Make the batter. Heat the oven to 350 degrees. In a blender or food processor, combine the corn, eggs and sweetened condensed milk. Process to a coarse puree—leave a little of the corn’s texture, but no whole kernels. In a small bowl, whisk together the flour, baking powder, salt and cinnamon. In a stand mixer (fitted with the paddle attachment if available), beat the butter until light and fluffy. Beat in the corn mixture in 3 additions, alternating with the flour mixture.

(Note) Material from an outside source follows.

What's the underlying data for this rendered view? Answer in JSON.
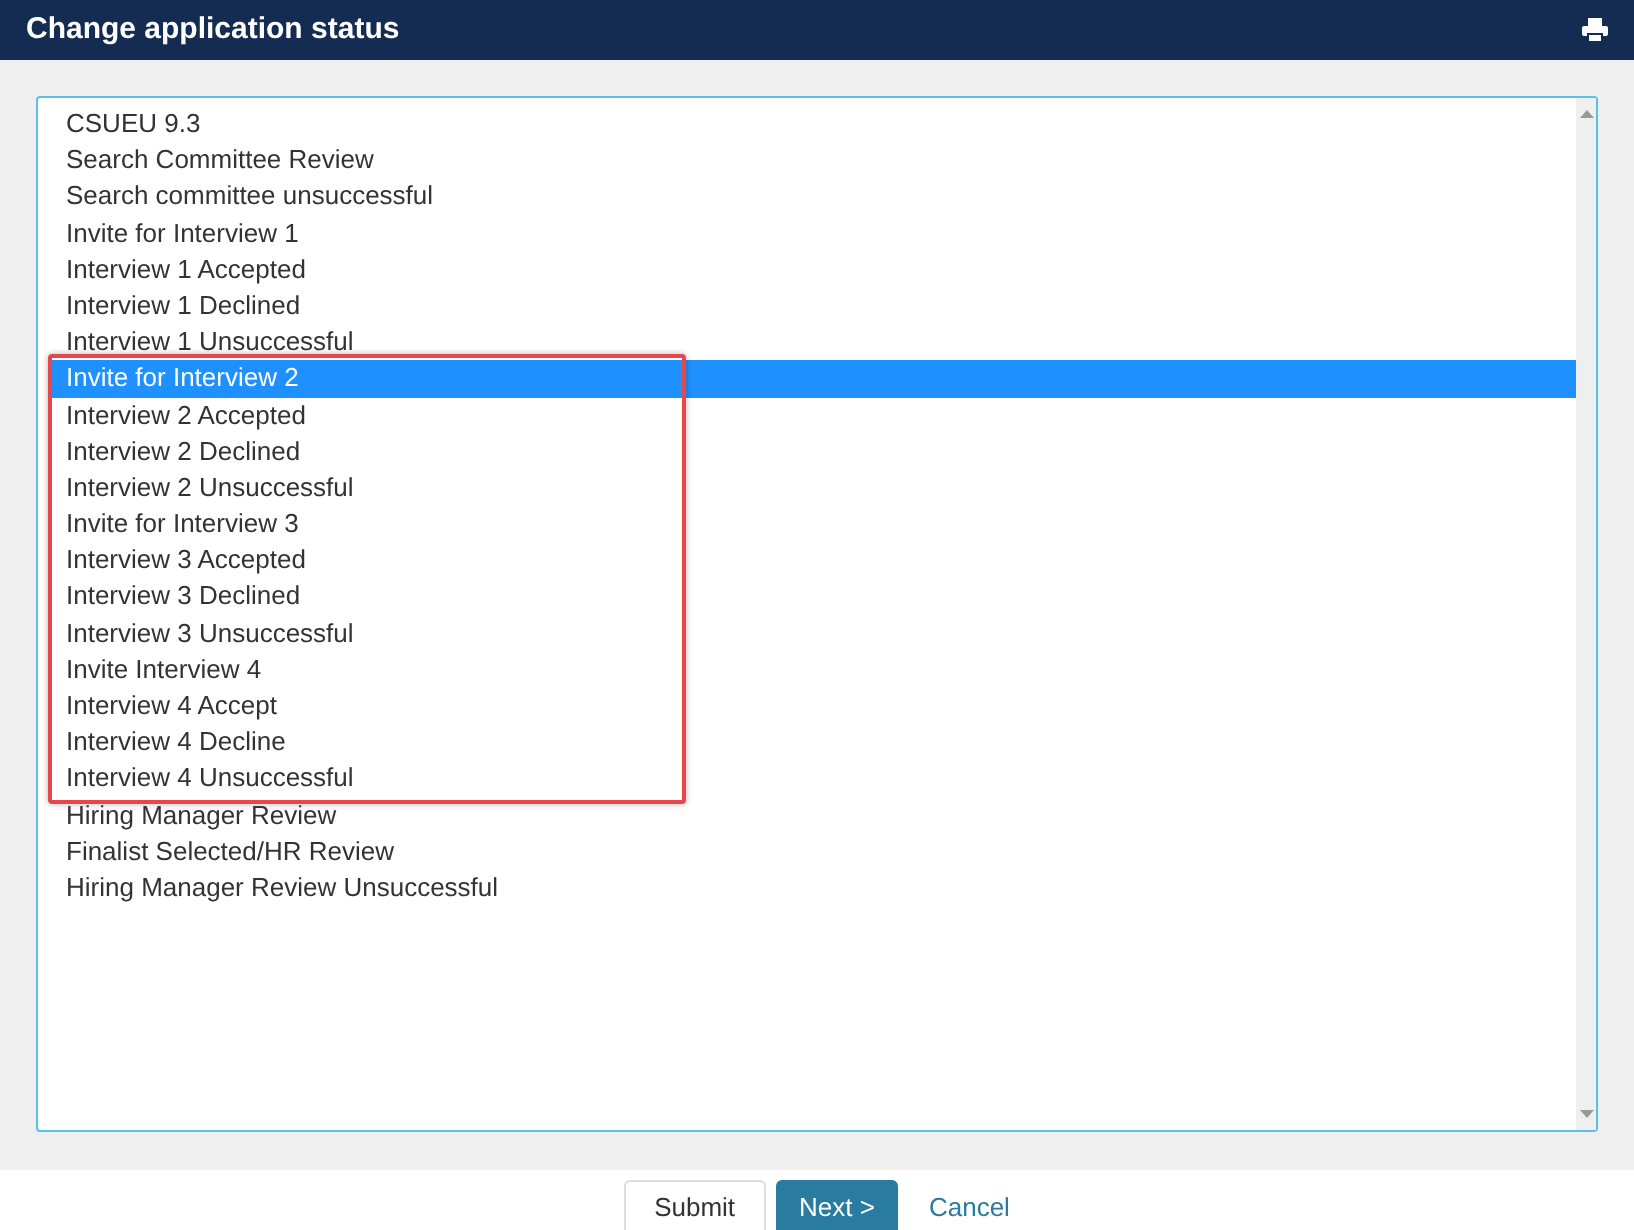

Bake. Oil the bottom and sides of a 9-inch round cake pan or an 8x8-inch square cake/brownie pan. Line with parchment paper, oil the parchment, then dust everything with flour, inverting and tapping the pan over your sink or garbage can to remove any excess. Scrape the batter into the pan, smooth the top and bake in the center of the oven for 50 to 60 minutes, until browned and no longer jiggly in the center. (A toothpick inserted in the center will come out almost clean.) Cool for 10 minutes, then turn out onto a cooling rack. Immediately invert onto a serving plate (the top of this cake is its prettiest part).
Hello Rick, Thanks a lot .
I Love to watch your recipes because I am Mexican but living in Italy it’s difficult to find Mexican products, the tortillas are a dream for me.

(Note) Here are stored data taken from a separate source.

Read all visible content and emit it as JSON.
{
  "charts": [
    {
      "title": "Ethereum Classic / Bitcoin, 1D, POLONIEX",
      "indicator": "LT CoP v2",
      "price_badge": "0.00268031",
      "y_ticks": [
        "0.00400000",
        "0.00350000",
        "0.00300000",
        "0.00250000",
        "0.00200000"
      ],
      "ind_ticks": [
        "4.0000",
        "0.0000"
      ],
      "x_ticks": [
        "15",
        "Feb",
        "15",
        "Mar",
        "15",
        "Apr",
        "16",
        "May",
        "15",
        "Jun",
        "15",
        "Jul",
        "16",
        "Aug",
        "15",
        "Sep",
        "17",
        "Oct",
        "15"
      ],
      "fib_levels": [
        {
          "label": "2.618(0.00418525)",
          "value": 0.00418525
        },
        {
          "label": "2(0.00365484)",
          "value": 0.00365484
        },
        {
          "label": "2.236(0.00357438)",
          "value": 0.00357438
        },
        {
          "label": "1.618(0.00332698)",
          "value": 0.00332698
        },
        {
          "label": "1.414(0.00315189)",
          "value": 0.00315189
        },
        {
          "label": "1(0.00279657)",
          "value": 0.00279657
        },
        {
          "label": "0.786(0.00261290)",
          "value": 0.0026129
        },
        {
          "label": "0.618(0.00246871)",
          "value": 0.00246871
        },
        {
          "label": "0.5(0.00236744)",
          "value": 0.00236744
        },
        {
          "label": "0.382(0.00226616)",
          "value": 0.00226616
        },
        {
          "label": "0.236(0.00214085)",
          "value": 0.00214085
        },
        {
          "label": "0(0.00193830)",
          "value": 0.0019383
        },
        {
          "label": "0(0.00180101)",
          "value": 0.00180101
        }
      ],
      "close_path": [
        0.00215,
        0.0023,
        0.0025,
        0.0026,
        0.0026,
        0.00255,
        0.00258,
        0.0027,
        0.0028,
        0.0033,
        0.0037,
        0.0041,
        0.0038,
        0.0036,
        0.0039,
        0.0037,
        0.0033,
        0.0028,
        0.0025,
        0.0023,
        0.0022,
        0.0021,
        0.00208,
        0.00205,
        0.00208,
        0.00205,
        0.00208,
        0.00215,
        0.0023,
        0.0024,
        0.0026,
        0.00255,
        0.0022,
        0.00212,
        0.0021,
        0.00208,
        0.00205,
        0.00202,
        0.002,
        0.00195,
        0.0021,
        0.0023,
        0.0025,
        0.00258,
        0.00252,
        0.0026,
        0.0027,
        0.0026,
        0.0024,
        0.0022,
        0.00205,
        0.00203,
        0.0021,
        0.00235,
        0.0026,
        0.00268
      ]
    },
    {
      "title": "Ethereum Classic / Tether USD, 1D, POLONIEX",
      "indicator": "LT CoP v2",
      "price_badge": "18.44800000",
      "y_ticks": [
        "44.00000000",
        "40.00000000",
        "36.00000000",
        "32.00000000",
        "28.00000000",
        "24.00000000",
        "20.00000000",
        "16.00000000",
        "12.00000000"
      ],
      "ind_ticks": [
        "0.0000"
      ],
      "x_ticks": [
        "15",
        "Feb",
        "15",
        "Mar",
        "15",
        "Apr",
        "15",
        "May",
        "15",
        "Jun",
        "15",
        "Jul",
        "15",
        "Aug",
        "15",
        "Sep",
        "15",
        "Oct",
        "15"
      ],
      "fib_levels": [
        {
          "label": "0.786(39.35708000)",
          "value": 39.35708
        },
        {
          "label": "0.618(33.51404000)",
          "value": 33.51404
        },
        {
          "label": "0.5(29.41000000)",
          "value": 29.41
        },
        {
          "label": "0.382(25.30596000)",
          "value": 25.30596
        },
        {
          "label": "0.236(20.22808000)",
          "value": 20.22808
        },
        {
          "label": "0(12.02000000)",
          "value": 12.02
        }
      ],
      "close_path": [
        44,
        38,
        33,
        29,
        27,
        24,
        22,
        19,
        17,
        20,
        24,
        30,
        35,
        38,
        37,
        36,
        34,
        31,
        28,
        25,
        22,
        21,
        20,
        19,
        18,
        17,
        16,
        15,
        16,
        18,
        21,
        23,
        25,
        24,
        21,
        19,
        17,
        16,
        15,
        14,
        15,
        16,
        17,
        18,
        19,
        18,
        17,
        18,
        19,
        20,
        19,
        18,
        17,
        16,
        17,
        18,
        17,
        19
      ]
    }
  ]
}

I find some times the Maseca or Pan flour to prepare tortillas. Of course in Mexico nobody in my family makes tortillas with Maseca, they buy in tortlleria or buy Masa then nobody helped when I asked the recipe.
I am from Veracruz and I know very well the torta de elote, now I understand when I cooked it wasn’t so good, because I didn’t know yellow corn is different and I have to use flour.
Now here it’s cold fall and it is difficult to find fresh corn, Can I prepare with canned corn?
This was delicious! I will be making this for now instead of basic corn bread. My new favorite recipe.